I presumed that VxLAN technology would supercede/replace the need for E-VPNs.
This led me to do some additional research on E-VPN vs VxLAN, and what I am finding, is that there are some benefits to using both together.
This link from Cisco, discusses this:
VXLAN Network with MP-BGP EVPN Control Plane Design Guide
This post lists some specific benefits to using MP-BGP for the Control Plane of a VxLAN tunneled overlay network:
- The MP-BGP EVPN protocol is based on industry standards, allowing multivendor interoperability.

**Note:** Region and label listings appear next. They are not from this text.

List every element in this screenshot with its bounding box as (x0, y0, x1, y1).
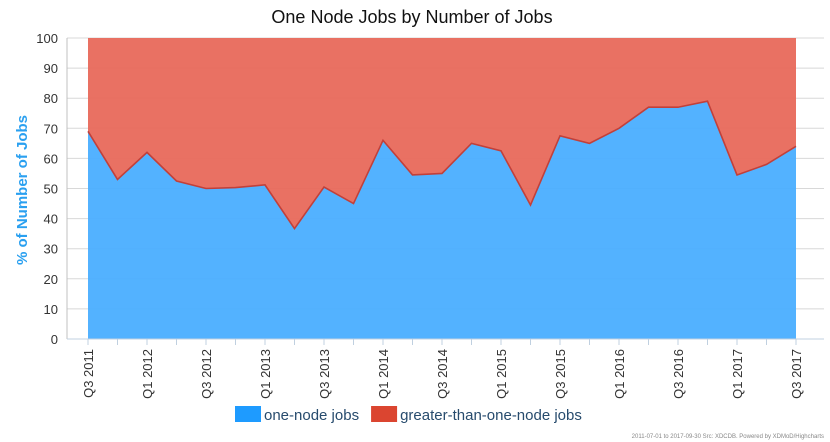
y-tick-label: 30 (44, 242, 58, 257)
area-one-node-jobs (88, 101, 796, 340)
legend-label: one-node jobs (264, 407, 359, 424)
x-tick-label: Q1 2012 (140, 349, 155, 399)
legend-item-one-node-jobs[interactable]: one-node jobs (235, 406, 359, 424)
x-tick-label: Q1 2015 (494, 349, 509, 399)
y-tick-label: 90 (44, 61, 58, 76)
series-line (87, 100, 797, 230)
legend-swatch (235, 406, 261, 422)
y-tick-label: 10 (44, 302, 58, 317)
x-tick-label: Q3 2011 (81, 349, 96, 398)
legend: one-node jobs greater-than-one-node jobs (235, 406, 582, 424)
x-tick-label: Q3 2013 (317, 349, 332, 399)
x-tick-label: Q3 2015 (553, 349, 568, 399)
x-tick-label: Q3 2012 (199, 349, 214, 399)
y-tick-label: 20 (44, 272, 58, 287)
area-greater-than-one-node-jobs (88, 38, 796, 229)
y-tick-label: 50 (44, 182, 58, 197)
x-tick-label: Q3 2016 (671, 349, 686, 399)
x-tick-label: Q1 2014 (376, 349, 391, 399)
y-tick-label: 0 (51, 332, 58, 347)
plot-area (87, 38, 797, 340)
x-tick-label: Q3 2014 (435, 349, 450, 399)
x-axis-ticks: Q3 2011 Q1 2012 Q3 2012 Q1 2013 Q3 2013 Q1 20… (81, 339, 804, 399)
chart-title: One Node Jobs by Number of Jobs (271, 7, 552, 27)
y-tick-label: 100 (36, 31, 58, 46)
legend-item-greater-than-one-node-jobs[interactable]: greater-than-one-node jobs (371, 406, 582, 424)
y-tick-label: 40 (44, 212, 58, 227)
x-tick-label: Q1 2017 (730, 349, 745, 399)
y-axis-ticks: 0 10 20 30 40 50 60 70 80 90 100 (36, 31, 58, 347)
legend-swatch (371, 406, 398, 422)
x-tick-label: Q3 2017 (789, 349, 804, 399)
legend-label: greater-than-one-node jobs (400, 407, 582, 424)
y-tick-label: 70 (44, 121, 58, 136)
y-axis-label: % of Number of Jobs (14, 115, 31, 265)
x-tick-label: Q1 2013 (258, 349, 273, 399)
y-tick-label: 60 (44, 151, 58, 166)
axes (66, 38, 824, 340)
credits: 2011-07-01 to 2017-09-30 Src: XDCDB. Pow… (632, 434, 824, 440)
y-tick-label: 80 (44, 91, 58, 106)
x-tick-label: Q1 2016 (612, 349, 627, 399)
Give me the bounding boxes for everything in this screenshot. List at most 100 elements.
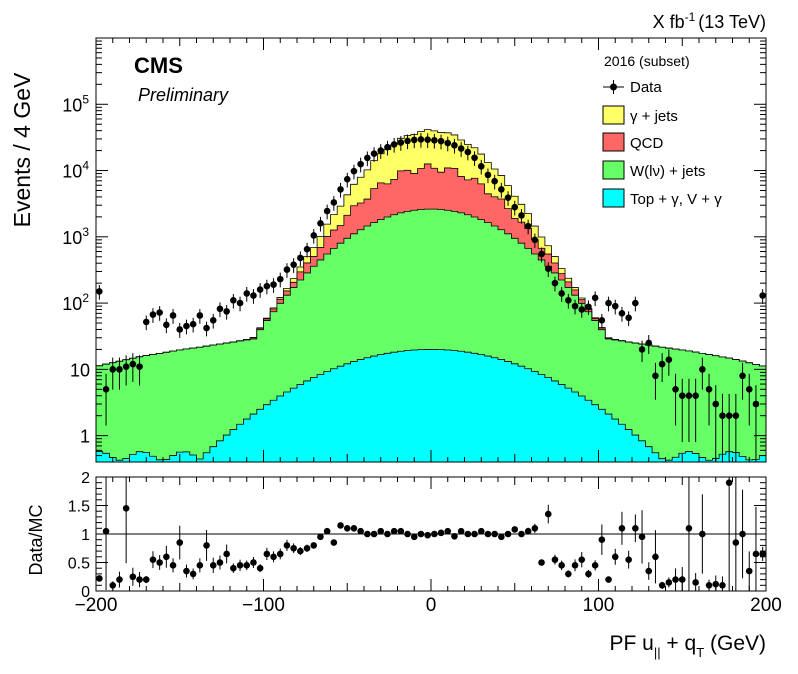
ratio-y-axis-label: Data/MC [26,504,46,575]
main-y-tick-exponent: 4 [82,159,89,173]
data-point [364,154,371,162]
main-y-tick-label: 103 [62,225,89,248]
ratio-point [343,525,351,532]
ratio-point [504,530,512,538]
ratio-point [531,525,539,532]
ratio-point [732,539,740,546]
data-point [216,305,224,313]
data-point [156,309,163,316]
ratio-point [102,527,110,535]
data-point [163,321,170,329]
ratio-point [370,530,378,538]
legend-entry-wjets: W(lν) + jets [602,160,705,180]
data-point [618,310,626,317]
ratio-point [236,562,244,569]
data-point [578,306,586,313]
data-point [357,160,364,168]
ratio-point [739,530,746,538]
ratio-point [263,550,271,558]
ratio-point [605,576,612,583]
preliminary-label: Preliminary [138,85,229,105]
ratio-point [645,567,653,575]
data-point [250,292,257,299]
main-y-tick-label: 10 [70,360,90,380]
data-point [625,314,632,322]
data-point [645,339,653,347]
x-tick-label: 200 [750,595,782,616]
ratio-point [276,550,284,558]
ratio-point [209,562,217,569]
data-point [176,326,184,333]
data-point [310,232,318,239]
data-point [471,154,478,162]
ratio-point [451,532,458,540]
data-point [518,212,525,219]
ratio-point [230,564,237,572]
ratio-point [444,527,452,535]
ratio-point [551,556,559,563]
ratio-y-tick-label: 1 [81,527,90,544]
ratio-point [350,525,358,532]
ratio-point [283,542,291,549]
ratio-point [464,530,472,538]
data-point [189,320,197,328]
data-point [477,162,485,170]
ratio-point [692,579,699,586]
data-point [705,386,713,393]
ratio-point [223,550,230,558]
x-label-sub: || [654,645,661,660]
ratio-point [611,553,619,561]
data-point [585,303,592,311]
data-point [243,290,251,297]
ratio-point [243,562,251,569]
main-y-tick-base: 1 [80,427,90,447]
ratio-point [484,530,492,538]
data-point [632,299,639,307]
data-point [183,322,190,330]
ratio-point [96,575,103,582]
ratio-point [116,576,123,583]
data-point [544,265,552,273]
data-point [759,292,766,299]
data-point [223,308,230,315]
ratio-point [585,570,592,578]
ratio-point [417,530,425,538]
ratio-point [678,576,686,583]
ratio-point [317,533,324,541]
ratio-point [578,556,586,563]
data-point [270,281,277,288]
ratio-panel: 0 0.5 1 1.5 2 −200 −100 0 100 200 Data/MC PF u||… [26,470,782,660]
data-point [638,346,646,353]
ratio-point [163,553,170,561]
data-point [611,302,619,310]
ratio-point [176,539,184,546]
legend-swatch-gamma-jets [602,105,625,125]
ratio-point [699,530,706,538]
data-point [678,392,686,400]
data-point [169,312,177,319]
data-point [323,207,331,215]
data-point [605,299,612,307]
ratio-point [632,525,639,532]
ratio-point [477,527,485,535]
data-point [565,297,572,304]
ratio-point [122,505,130,512]
data-point [444,139,452,147]
ratio-point [270,553,277,561]
data-point [317,219,324,227]
ratio-y-tick-label: 0 [81,584,90,601]
data-point [410,136,418,144]
ratio-point [310,542,318,549]
data-point [196,312,204,319]
data-point [122,363,130,370]
legend-label-gamma-jets: γ + jets [630,108,678,125]
legend-label-top-vgamma: Top + γ, V + γ [630,191,722,208]
data-point [658,360,666,368]
data-point [236,299,244,307]
data-point [719,412,726,419]
data-point [424,136,431,144]
ratio-point [437,529,445,537]
x-label-mid: + q [661,632,697,655]
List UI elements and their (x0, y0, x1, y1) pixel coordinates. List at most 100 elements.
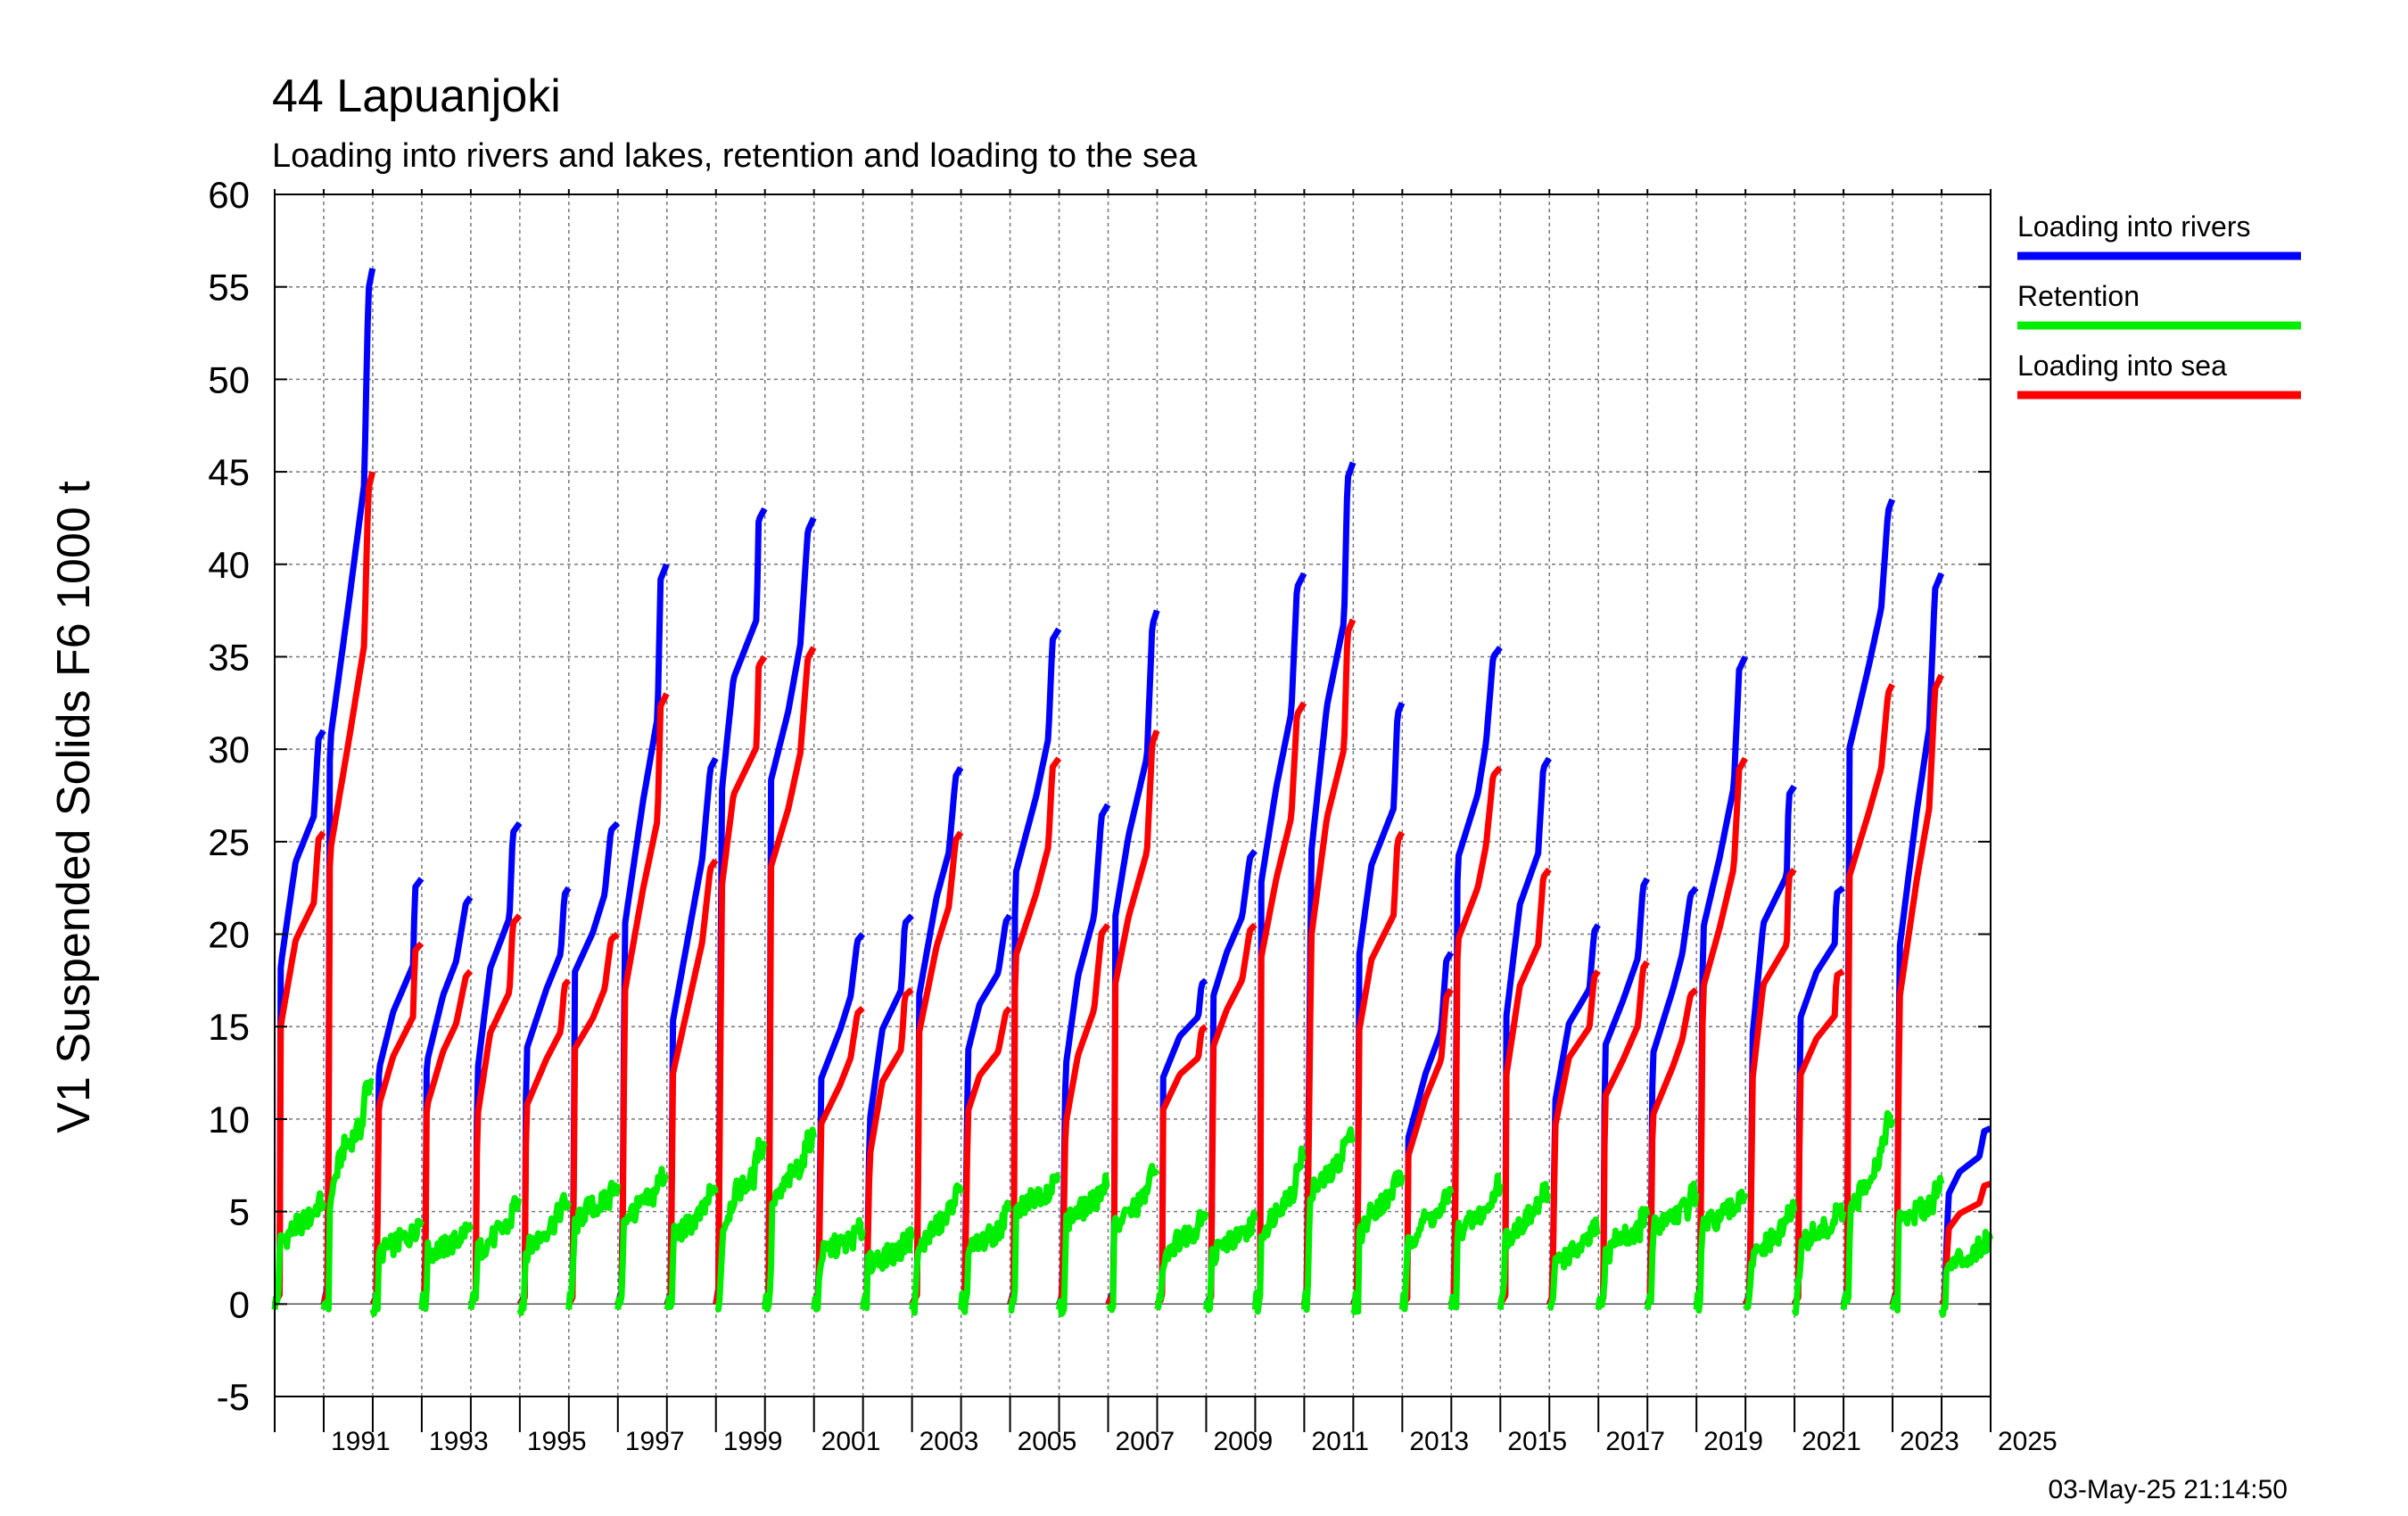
chart-title: 44 Lapuanjoki (272, 70, 561, 122)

- It enables control-plane learning of end-host Layer-2 and Layer-3 reachability information, enabling organizations to build more robust and scalable VXLAN overlay networks.
- It uses the decade-old MP-BGP VPN technology to support scalable multi-tenant VXLAN overlay networks.
- The EVPN address family carries both Layer-2 and Layer-3 reachability information, thus providing integrated bridging and routing in VXLAN overlay networks.
- It minimizes network flooding through protocol-based host MAC/IP route distribution and Address Resolution Protocol (ARP) suppression on the local VTEPs.
- It provides optimal forwarding for east-west and north-south traffic and supports workload mobility with the distributed anycast function.
- It provides VTEP peer discovery and authentication, mitigating the risk of rogue VTEPs in the VXLAN overlay network.
- It provides mechanisms for building active-active multihoming at Layer-2.